Subprime Auto Loans are Back, Should That Raise Red Flags?
Those consumers with subprime and deep subprime credit ratings are taking out more auto loans, but they are making up a smaller percentage of the total number of auto loans written in the U.S. “This is a sign of a very healthy auto loan market,” said Melinda Zabritski, Director of Automotive Credit for Experian.
Experian tracks the thousands of auto loans written each month in the U.S. and has released its findings for the second quarter of this year. Compared to the second quarter of 2011, the percentage of loans written for buyers with subprime and deep subprime credit ratings actually decreased from 19.8% to 19% year over year. Subprime credit scores vary depending on the credit rating agency. Generally, those with Subprime credit ratings have scores of 640 and below.
The Experian report also shows the percentage of loans delinquent after 30 and 60 days has declined compared to the same quarter last year.
The report comes at a time when some are wondering if auto dealers, banks and auto companies (most with in-house financing divisions) are becoming too aggressive selling and financing cars and trucks to buyers with poor credit records.

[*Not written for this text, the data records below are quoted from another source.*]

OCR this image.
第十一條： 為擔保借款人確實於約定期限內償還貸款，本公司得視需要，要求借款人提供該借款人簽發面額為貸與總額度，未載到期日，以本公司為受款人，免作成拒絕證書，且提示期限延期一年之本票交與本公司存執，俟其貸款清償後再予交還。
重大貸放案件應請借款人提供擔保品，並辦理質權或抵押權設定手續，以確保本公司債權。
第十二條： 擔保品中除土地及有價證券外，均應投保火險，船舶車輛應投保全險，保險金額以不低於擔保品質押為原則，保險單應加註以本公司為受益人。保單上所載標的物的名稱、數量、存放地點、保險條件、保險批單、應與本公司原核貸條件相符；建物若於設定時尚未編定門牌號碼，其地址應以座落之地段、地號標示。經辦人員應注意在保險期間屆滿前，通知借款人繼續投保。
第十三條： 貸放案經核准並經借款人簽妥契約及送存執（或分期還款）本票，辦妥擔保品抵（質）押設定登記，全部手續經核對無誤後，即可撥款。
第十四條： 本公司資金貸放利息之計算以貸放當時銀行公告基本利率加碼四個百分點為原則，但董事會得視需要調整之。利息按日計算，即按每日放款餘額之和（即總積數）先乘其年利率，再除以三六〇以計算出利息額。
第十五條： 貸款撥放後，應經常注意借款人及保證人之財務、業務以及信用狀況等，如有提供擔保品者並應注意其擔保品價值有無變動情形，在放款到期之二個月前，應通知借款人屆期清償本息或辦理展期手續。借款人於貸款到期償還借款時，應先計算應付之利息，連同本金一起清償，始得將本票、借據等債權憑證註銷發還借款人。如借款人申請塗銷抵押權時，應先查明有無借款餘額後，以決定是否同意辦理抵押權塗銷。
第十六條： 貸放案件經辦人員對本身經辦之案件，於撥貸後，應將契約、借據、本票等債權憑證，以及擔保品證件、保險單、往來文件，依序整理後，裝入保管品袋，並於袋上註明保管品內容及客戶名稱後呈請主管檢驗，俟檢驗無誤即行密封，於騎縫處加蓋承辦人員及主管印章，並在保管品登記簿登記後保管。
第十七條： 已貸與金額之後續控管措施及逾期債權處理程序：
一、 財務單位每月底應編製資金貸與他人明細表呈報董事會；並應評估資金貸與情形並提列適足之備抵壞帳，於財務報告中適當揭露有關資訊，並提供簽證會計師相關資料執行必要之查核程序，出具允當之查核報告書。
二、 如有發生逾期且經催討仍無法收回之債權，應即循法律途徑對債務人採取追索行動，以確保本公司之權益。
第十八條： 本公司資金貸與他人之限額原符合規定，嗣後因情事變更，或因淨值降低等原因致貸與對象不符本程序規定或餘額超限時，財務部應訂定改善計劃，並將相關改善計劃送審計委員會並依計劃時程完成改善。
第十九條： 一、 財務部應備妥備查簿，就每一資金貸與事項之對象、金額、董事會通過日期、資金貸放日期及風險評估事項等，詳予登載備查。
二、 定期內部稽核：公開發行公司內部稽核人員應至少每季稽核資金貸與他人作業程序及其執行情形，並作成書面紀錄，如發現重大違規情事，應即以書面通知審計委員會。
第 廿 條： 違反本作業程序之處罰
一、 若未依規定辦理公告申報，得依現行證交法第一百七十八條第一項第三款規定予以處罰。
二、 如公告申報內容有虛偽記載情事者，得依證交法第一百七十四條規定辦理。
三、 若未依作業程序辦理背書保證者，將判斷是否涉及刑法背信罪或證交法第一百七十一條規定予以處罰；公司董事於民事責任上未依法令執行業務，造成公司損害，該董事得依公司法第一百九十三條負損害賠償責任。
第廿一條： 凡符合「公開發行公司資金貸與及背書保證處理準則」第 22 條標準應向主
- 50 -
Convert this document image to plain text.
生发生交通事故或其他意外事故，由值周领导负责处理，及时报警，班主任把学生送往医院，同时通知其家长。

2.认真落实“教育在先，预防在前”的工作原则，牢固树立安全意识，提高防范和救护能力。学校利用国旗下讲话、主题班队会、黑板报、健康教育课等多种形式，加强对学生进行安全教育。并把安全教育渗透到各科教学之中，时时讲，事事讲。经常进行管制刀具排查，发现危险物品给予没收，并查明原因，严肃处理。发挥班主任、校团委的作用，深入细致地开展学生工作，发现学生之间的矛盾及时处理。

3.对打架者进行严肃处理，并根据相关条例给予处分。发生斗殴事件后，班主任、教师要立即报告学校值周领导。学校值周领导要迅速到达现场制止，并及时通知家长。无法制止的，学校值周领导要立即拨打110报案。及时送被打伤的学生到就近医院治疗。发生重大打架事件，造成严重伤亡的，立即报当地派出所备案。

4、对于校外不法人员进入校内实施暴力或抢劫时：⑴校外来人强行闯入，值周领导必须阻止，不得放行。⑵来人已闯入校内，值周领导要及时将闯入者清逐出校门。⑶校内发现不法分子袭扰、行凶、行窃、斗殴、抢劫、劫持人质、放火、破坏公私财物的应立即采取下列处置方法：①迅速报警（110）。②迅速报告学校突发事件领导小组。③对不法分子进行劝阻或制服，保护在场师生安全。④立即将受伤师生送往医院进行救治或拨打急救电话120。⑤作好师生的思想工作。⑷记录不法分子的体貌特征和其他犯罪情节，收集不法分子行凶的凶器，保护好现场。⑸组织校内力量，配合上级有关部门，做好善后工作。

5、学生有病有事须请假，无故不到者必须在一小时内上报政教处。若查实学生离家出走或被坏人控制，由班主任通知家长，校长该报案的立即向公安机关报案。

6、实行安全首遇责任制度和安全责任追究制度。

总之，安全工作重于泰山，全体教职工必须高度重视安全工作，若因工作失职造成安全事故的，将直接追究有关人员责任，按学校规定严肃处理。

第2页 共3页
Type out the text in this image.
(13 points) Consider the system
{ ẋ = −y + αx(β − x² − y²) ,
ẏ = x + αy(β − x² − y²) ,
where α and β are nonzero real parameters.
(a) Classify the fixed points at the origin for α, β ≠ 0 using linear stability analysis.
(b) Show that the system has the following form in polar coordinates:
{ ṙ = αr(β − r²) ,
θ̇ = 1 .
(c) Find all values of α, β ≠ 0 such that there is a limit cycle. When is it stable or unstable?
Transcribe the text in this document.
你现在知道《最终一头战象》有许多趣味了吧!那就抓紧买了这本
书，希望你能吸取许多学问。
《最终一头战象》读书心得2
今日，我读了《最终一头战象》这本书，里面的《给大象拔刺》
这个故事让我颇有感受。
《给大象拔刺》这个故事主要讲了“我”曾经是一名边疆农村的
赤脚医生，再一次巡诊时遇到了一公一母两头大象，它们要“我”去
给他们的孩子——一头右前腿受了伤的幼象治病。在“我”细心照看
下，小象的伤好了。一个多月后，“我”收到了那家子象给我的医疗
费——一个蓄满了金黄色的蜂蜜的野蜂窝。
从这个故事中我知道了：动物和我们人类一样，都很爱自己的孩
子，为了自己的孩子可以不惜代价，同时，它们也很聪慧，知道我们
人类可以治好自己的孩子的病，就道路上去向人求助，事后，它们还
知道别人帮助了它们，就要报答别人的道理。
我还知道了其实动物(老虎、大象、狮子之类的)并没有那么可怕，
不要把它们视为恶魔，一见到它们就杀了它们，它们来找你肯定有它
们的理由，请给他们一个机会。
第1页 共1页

While the actual number of loans written to buyers with subprime credit ratings has increased as the credit markets have loosened up, growth in the lower end of the market has been kept in check.
According to Experian nearly two–thirds of auto loans in America are held by those with prime or superprime credit scores (generally 680 and above). That segment of loans inched up a half percent to 65.1% in the second quarter.
Experian says fewer auto repossessions also plunged in the second quarter, falling more than 27%. A clear sign dealers and lenders have been successful at expanding the range of auto loans being written while not pushing too many cars/trucks to people who can’t afford a monthly payment.
One area where the industry has changed over the last five years is with loans written for luxury automobiles. Dealers say they have become more discerning about the credit records of those taking out loans for models costing $40,000 or $50,000.